2nd that, my first Remington 12 gauge was a wingmaster with a 28 inch barrel. Great turkey gun, pheasant and deer gun as well. Then I went to an 870 express. Now I have an 11-87 and love it.


----------



## OSXer (Jul 12, 2005)

Krackerracing said:


> I love my 870


Me too - I've a got a few now in a variety of gauges.


----------



## PA BUCK 2 (Oct 17, 2006)

Can not go wrong with the 870...There is a reason that they are still being made after all these years!!!
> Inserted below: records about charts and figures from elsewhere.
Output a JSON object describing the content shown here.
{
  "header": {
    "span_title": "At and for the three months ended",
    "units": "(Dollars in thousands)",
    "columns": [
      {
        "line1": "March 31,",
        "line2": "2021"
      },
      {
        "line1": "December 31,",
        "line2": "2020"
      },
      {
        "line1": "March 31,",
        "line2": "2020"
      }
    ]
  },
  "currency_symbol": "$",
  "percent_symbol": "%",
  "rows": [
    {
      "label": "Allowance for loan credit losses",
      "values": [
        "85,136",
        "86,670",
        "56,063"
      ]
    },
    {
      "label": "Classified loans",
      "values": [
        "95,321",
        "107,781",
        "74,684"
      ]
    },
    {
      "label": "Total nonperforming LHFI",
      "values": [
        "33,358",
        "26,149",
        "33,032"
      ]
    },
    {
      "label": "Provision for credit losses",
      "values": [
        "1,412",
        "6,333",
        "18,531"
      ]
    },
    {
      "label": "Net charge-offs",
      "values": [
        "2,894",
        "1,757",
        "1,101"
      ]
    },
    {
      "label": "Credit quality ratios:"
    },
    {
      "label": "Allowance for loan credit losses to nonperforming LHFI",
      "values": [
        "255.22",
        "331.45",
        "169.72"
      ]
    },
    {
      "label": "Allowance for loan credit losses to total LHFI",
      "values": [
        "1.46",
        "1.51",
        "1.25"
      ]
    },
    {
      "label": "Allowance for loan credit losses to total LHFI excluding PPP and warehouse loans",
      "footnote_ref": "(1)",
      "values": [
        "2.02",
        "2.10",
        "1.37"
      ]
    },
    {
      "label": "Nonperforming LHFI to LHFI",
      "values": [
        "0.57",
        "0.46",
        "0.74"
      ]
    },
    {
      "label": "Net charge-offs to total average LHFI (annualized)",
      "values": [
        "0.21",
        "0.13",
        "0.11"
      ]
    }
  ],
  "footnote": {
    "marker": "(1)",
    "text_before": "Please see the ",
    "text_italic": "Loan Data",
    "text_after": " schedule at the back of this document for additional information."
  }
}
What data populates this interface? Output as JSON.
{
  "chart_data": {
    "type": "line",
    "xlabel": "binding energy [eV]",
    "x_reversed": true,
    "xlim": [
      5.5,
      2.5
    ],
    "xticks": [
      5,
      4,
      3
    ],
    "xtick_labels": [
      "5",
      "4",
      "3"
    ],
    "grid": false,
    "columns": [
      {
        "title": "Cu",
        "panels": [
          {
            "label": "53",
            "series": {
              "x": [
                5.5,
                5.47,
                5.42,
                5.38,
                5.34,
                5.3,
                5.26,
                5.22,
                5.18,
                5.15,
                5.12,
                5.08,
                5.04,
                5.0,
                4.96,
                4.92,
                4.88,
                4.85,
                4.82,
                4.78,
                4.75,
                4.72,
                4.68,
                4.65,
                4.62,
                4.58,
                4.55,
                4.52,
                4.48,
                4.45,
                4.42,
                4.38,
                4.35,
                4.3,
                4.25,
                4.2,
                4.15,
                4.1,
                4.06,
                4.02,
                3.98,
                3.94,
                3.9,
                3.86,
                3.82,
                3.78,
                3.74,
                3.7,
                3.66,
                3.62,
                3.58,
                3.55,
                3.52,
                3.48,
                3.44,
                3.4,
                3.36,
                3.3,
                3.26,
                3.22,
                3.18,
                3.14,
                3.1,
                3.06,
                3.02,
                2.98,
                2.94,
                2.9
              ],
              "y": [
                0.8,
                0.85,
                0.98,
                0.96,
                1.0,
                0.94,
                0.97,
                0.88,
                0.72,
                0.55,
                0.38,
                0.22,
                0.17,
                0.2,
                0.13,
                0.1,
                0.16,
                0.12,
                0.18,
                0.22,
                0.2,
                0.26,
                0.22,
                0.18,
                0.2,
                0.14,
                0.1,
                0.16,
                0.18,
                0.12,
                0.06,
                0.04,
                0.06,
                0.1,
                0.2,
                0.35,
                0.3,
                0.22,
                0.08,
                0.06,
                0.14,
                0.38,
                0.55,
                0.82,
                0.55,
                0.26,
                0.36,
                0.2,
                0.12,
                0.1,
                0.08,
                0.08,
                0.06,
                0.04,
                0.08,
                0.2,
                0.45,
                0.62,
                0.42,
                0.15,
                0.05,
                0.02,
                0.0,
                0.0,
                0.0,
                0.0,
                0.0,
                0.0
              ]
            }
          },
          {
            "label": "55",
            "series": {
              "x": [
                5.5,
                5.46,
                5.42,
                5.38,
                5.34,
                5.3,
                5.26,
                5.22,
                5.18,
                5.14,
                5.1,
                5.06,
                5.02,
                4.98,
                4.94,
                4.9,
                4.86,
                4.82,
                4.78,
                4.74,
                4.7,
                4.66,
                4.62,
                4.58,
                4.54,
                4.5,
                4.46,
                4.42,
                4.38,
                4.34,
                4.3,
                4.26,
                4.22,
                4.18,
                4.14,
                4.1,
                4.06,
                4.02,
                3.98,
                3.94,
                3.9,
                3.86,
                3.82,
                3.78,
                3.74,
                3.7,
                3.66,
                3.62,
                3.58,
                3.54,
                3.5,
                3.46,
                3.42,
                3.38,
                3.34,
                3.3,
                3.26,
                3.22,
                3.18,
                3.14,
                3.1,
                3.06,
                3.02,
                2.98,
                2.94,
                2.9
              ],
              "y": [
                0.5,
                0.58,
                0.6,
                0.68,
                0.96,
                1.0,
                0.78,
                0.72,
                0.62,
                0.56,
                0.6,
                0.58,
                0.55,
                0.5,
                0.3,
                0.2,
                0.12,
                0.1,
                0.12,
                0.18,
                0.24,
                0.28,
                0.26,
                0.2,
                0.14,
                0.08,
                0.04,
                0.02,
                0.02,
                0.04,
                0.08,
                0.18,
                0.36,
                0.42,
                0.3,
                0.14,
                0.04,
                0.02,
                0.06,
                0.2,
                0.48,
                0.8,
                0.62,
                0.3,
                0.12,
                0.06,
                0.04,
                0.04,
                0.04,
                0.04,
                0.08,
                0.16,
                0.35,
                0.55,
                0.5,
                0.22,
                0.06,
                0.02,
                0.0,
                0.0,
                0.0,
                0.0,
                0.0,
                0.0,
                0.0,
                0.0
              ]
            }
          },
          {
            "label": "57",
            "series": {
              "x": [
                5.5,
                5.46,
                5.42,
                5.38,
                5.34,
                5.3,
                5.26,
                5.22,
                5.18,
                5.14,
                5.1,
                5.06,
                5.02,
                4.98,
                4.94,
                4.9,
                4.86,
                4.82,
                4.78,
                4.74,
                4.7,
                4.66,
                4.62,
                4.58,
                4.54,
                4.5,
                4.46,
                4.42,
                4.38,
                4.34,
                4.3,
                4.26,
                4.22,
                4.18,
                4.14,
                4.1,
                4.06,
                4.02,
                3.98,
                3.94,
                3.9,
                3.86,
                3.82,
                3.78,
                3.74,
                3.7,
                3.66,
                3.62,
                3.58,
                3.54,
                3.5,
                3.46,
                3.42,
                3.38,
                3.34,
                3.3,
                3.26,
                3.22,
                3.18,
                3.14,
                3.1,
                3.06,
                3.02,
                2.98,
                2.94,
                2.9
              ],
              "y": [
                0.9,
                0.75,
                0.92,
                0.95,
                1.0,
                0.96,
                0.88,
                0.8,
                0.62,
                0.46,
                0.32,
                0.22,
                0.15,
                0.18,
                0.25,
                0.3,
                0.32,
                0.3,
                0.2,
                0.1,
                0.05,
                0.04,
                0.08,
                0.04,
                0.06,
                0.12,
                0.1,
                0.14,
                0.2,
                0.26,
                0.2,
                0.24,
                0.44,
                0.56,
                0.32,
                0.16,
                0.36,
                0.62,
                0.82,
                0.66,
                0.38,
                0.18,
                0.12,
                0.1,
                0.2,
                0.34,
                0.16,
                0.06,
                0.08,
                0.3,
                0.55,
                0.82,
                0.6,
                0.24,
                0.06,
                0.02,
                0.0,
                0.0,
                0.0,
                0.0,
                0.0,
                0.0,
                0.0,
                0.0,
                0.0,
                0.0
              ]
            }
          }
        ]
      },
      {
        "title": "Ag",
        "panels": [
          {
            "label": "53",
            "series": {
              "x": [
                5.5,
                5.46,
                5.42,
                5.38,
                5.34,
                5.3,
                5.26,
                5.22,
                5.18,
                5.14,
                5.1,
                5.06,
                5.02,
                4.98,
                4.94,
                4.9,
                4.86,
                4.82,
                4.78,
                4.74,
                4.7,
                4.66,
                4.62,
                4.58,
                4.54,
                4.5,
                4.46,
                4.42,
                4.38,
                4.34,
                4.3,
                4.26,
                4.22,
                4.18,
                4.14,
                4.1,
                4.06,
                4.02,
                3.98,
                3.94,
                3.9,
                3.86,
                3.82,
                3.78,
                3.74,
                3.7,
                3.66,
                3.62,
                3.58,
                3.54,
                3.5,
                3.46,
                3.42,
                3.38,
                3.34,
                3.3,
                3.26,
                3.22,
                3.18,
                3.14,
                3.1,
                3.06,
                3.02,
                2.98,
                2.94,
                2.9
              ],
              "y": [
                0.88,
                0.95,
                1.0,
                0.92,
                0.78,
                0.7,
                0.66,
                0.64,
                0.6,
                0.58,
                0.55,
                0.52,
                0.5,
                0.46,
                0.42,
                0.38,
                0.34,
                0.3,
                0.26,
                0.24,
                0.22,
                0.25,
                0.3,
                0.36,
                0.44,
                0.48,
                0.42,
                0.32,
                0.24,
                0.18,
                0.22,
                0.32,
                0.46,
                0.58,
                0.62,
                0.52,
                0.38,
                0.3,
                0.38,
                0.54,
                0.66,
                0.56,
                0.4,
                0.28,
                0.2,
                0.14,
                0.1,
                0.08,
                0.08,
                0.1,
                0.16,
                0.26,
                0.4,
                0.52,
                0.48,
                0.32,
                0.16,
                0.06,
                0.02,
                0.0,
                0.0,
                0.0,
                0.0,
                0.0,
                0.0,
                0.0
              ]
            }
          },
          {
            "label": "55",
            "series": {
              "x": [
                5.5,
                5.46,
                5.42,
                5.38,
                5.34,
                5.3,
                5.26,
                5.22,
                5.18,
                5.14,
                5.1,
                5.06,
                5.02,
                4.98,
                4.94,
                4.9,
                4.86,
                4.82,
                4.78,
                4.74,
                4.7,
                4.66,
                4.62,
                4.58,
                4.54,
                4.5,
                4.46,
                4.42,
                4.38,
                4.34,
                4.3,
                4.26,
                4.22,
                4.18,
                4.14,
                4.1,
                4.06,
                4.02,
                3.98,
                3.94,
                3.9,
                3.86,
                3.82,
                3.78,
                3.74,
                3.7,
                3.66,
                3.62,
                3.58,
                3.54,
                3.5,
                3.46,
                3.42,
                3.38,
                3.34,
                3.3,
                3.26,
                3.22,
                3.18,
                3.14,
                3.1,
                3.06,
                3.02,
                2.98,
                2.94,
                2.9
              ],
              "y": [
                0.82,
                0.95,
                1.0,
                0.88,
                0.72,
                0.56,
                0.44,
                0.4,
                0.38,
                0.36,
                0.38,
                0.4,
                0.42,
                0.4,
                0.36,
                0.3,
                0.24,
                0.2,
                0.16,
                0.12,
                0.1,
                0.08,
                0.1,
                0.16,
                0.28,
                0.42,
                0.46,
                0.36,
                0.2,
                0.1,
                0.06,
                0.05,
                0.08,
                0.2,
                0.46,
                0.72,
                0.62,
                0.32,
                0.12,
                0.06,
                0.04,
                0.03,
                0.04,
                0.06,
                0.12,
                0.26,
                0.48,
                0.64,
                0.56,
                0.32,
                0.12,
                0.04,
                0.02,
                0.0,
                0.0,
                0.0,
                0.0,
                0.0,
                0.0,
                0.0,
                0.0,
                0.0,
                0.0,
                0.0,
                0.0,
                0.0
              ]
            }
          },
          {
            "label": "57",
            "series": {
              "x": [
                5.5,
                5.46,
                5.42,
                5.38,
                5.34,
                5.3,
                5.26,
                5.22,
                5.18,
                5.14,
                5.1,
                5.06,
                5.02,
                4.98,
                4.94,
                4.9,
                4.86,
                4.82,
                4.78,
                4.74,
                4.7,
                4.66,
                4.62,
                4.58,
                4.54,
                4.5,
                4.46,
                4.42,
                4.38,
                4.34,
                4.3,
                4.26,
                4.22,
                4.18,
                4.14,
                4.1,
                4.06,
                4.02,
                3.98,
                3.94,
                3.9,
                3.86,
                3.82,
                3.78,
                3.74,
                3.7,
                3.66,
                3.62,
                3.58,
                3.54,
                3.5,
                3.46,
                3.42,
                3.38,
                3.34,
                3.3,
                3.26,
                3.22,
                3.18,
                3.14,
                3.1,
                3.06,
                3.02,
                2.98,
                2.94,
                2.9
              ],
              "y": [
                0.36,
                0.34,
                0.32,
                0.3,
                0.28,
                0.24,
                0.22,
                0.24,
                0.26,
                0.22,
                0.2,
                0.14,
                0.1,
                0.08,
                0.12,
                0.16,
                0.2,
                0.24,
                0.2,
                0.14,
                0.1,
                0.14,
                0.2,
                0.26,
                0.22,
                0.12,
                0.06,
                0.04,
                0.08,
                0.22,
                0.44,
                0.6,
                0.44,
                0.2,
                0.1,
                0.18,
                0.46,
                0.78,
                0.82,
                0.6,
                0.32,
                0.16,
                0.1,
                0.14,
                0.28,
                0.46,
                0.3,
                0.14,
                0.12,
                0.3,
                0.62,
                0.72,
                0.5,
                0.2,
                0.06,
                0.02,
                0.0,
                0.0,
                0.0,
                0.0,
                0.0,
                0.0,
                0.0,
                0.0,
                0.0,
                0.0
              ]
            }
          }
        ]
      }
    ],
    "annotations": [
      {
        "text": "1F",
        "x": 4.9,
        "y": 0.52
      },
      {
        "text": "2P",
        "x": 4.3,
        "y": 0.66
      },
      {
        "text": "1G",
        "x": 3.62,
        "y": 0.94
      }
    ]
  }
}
I used to have 870 slug gun- gave it to my brother to use and it has not come back. Guess he figures I have Win 1300 slug gun so he gets to keep the 870... I need to talk with that boy. I also have 11-87 which has been a great shotgun for many years- never has let me down.

Good luck


----------



## Monsterbuck (Jun 18, 2003)

I bought the exact same combo about 3 years ago. I love it. I would suggest trying a Hastings choke with Remington 4X6 duplex shells for Turkey. Killer combination! Also for the slug barrel, make sure that the scope you get is able to withstand the kick. I have a Nikon shotgun scope on mine. I also shoot the Remington Ultra Bonded Sabot Slugs through mine. They definitely pack a punch and shoots pretty flat out to 150 yards, but they kick like a mule. Definitely won't go wrong with that gun.... Good luck!


----------